Turanli et al daarentegen vonden CA 15-3 een onafhankelijke factor geassocieerd met totale overleving . Hun studie omvatte echter een andere patiëntenpopulatie met geïsoleerde botmetastasen die werden behandeld tussen juni 2004 en januari 2007 (129 opeenvolgende vrouwelijke patiënten). Serumwaarden van CA 15-3 waren verhoogd bij 63% van de patiënten met geïsoleerde botmetastasen., In multivariate analyse beïnvloedde het serum CA 15-3 niveau de overleving met een relatief risico van 2,5 (95% betrouwbaarheidsinterval: 1,36 – 4,64, P = 0,003). In een oudere studie van een meer diverse patiëntenpopulatie (1997 – 2001; n = 492), die beter vergelijkbaar was met de onze, meldden James et al ook dat CA 15-3 geassocieerd was met overleving . Deze auteurs bestudeerden patiënten met nieuw gediagnosticeerde gemetastaseerde borstkanker, met inbegrip van patiënten met metachroneuze presentatie en patiënten met gemetastaseerde ziekte op het moment van de eerste diagnose van borstkanker., Verschillende van de geanalyseerde factoren werden significant geassocieerd met een betere overleving bij vrouwen met botmetastasen. Dit waren oestrogeenreceptorstatus (P = 0,0003), histologische graad (p = 0,034), additionele locaties van gemetastaseerde ziekte (P = 0,0004), leeftijd van de patiënt (P = 0,0003), aantal hotspots op isotoop botscan (P = 0,040) en metastasevrij interval (P = 0,0045). Daarnaast waren de tumormarkers CA 15-3 en CEA ook significant gerelateerd aan overleving (p = 0,0026 en 0,017, respectievelijk)., In multivariate analyse droegen lange metastasevrij interval, afwezigheid van metastasen op andere plaatsen dan het bot, positiviteit van de oestrogeenreceptor en normale Cea-en CA 15-3-waarden bij de presentatie onafhankelijk bij tot een langere overleving vanaf de presentatie met skeletmetastasen.

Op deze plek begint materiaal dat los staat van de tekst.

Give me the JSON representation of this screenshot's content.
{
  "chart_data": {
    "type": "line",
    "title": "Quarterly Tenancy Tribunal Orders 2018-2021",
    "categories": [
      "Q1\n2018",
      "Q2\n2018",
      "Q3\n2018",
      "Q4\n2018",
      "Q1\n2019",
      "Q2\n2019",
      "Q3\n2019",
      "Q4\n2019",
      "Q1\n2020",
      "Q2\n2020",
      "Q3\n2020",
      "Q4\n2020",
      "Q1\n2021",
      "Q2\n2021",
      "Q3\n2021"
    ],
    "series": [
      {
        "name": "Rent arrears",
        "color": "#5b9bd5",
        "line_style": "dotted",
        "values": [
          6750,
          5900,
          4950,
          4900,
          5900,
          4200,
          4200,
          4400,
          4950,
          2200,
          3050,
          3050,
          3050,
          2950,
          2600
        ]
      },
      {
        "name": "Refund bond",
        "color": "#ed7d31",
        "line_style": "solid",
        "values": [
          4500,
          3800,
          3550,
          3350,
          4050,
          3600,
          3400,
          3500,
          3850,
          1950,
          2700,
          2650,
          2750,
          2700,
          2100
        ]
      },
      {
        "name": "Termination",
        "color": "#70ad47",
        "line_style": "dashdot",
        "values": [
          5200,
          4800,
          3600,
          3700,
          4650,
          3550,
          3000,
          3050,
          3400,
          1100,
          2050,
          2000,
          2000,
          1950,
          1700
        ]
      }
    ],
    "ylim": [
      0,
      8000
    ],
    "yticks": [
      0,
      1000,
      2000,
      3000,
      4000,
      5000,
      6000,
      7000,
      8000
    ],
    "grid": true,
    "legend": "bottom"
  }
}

bidard et al analyseerden CA 15-3 spiegels bij 1.298 patiënten, van wie 892 (69%) verhoogde waarden hadden . Volgens de univariate analyse werd abnormale CA 15-3 significant geassocieerd met een verminderde totale overleving (hazard ratio: 1,59, 95% betrouwbaarheidsinterval: 1,31 – 1,93, P < 0.,0001). Wanneer ze aan hun clinicopathologische modellen werden toegevoegd, toonden logistische regressietesten aan dat de dichotomized marker (< bovengrens van normaal vs. ≥ bovengrens van normaal) enige prognostische informatie toevoegde, maar toenames in C-indices verwaarloosbaar waren. Hun belangrijkste focus was op circulerende tumorcellen, die betere prognostische informatie dan CA 15-3 bijdroegen. Ook andere innovatieve merkers zijn van groot belang . Echter, geen van deze zijn onderdeel van de routine klinische praktijk nog., Een nadeel van de meeste studies, resulterend in problemen met de vergelijking van de resultaten, is dat niet alle potentiële prognostische factoren werden opgenomen, bijvoorbeeld CRP en hemoglobine.
conclusies
veel patiënten overleefden slechts enkele jaren in plaats van enkele maanden. De tumormarker CA 15-3 leverde geen onafhankelijke prognostische informatie op. Niettemin droegen de resultaten van eenvoudige bloedonderzoeken bij aan het multivariate model.